Born in Dailly, Ayrshire, he was educated at Whitehill school in Glasgow and later at Glasgow University before serving with the Royal Medical Corps in, among other places, Sierra Leone and the Gold Coast from the beginning of the Second World War, taking a 24-hour leave in July 1940, to marry Betty.

He had graduated from Glasgow University in 1942 but, on returning to his home city in 1946, he enrolled in the honours course, graduating in 1948. He was then offered a post in the English department by Professor Peter Alexander.

He taught a range of courses from Elizabethan literature through T S Eliot to contemporary American literature and, of course, Shakespeare. He once remarked, with some wit: “Titus Andronicus isn’t to my taste.”

However, it was his popularisation of American literature, writers such as Tennessee Williams, Arthur Miller, Robert Frost and the Beat Poets that excited many students in the late 1950s and 1960s. As a former student, my fondest memory of Jack was a one-hour lecture on Miller’s Death of a Salesman. It was electrifying and hugely influential in my life and career.

A former colleague, Marshall Walker, who now lives in New Zealand, writes: “Some cheeky students called him Flash Jack. Others chose to see in the hair, the moustache and the bow tie as a Robert Louis Stevenson clone.

“Whatever you called him, however you saw him, what you heard was incompar­able. Ignition the second he stood at the lectern, cleared his throat of the last cigarette and raised his hand in greeting as if to say, ‘See what I’m bringing you.’ If this was Eng Lit it was also news of life and we couldn’t get enough of it – this Windhover man and his dappled sports jacket mastering the air of the English classroom.”

Jack Rillie served in the English department for 35 years, later returning part-time for a further 10 years. He was also fully involved in the spread of extramural education, working for some years at Newbattle Abbey in Edinburgh under the poet Edwin Muir. And his valued contribution to the Scottish University Summer School was immense.

He was a spellbinding teacher but the centre of his life was his family, his late wife Betty, his daughters Judy and Jacquie, and his five grandchildren and two great-grand children.

When we saw him at home he often quoted Shakespeare. So Mark Antony’s lines on Brutus are surely as appropriate to Jack: “His life was gentle and the elements So mixed in him that Nature might stand up And say to all the world, ‘This was a man’.” His legacy, his influence on hundreds of former students, will be felt for a long time.

By Bob Cooper

MY first experience of Jack Rillie came on a dull winter morning in a lecture room at Glasgow University. I was already feeling disillusioned with the university, which seemed to me like a kind of hothouse where they cultivated exotic concerns that would shrivel to instant irrelevance if transplanted to the real world.

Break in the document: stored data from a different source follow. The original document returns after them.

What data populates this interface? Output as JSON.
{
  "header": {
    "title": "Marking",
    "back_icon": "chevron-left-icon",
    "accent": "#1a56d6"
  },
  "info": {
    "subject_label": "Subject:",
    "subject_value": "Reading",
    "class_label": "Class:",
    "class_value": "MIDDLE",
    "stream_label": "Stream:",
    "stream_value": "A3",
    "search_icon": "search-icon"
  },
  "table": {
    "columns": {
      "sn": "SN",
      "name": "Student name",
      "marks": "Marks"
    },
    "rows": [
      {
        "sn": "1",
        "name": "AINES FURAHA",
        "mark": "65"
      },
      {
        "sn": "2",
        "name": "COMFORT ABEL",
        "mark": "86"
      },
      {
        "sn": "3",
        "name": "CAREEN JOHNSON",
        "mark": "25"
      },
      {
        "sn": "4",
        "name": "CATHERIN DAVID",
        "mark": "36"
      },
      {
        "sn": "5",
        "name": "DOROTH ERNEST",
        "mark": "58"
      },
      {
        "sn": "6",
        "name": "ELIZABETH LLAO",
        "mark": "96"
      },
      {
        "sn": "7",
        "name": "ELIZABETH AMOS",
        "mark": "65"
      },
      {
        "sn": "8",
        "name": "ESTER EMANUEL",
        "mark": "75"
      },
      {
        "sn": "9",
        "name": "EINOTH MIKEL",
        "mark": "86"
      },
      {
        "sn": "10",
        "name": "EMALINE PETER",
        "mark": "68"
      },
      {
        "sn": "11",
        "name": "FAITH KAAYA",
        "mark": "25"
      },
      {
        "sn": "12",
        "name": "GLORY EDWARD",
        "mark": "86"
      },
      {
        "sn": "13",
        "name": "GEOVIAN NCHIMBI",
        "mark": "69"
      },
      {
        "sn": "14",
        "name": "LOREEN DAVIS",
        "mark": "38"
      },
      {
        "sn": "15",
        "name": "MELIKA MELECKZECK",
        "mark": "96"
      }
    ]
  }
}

I was thinking of leaving.

Then a dapperly dressed man, with a hit of a young Einstein about the head, came in, put down his papers and started to talk. The day brightened. I imagined I could almost hear excited interest all over the room. What was this? Here was a man talking about books with a passion that suggested they were the humanist scriptures bringing us urgent news of ourselves. He exuded a kind of Pentecostal belief in the value of great writing.

I thought I might stay. Subsequently, I was lucky enough to have him as a tutor and an unofficial counsellor who nursed me through four years of continuing misgivings about university generally.

Many years later, I came across something Brecht had written that gave me a kind of eureka moment in my understanding of what was so special about Jack Rillie’s teaching. Brecht wrote: “Our feelings impel us towards the maximum effort of reasoning, and our reasoning purifies our feelings.” He helped us through that process.

He exemplified what I have always thought a university English department should be about: not writing obscure papers that no-one is likely to read but other academics, not issuing paper qualifications, not equipping students to pass exams – but enlarging them as people. He taught literature as a vital part of our experience, a way to help us find ourselves.

He certainly did that for me. Multiply my experience by many and you have the Rillie Effect. They should have found a way to bottle it for future generations.

Fairly recently, two friends (Bob Cooper and Jim McCall) and I had the good fortune to make contact with him again through his family. (His

family is generous-spirited and welcoming. But then – given his nature and the quality of his late wife, Betty, to whom he often referred as if she remained his emotional compass – how else would they be?) The three of us visited him at home a couple of times, with more sessions planned. We all enjoyed wine and nibbles and wide-ranging talk. No prisoners were taken. Those were great nights. They were just too few. His mobility was pretty well gone by that time but, until very near the end, his mind stayed deft as a chameleon’s tongue, darting around to savour again the old and taste the new. I’ll remember him that way.

These few words in no way presume to describe Jack Rillie’s achievements in education. That might take a volume. This is just a small, personal IOU. You should acknowledge your debts of gratitude. As must be true of many other people, some of whatever is best in me I owe to him. On behalf of all of us: thanks, Jack.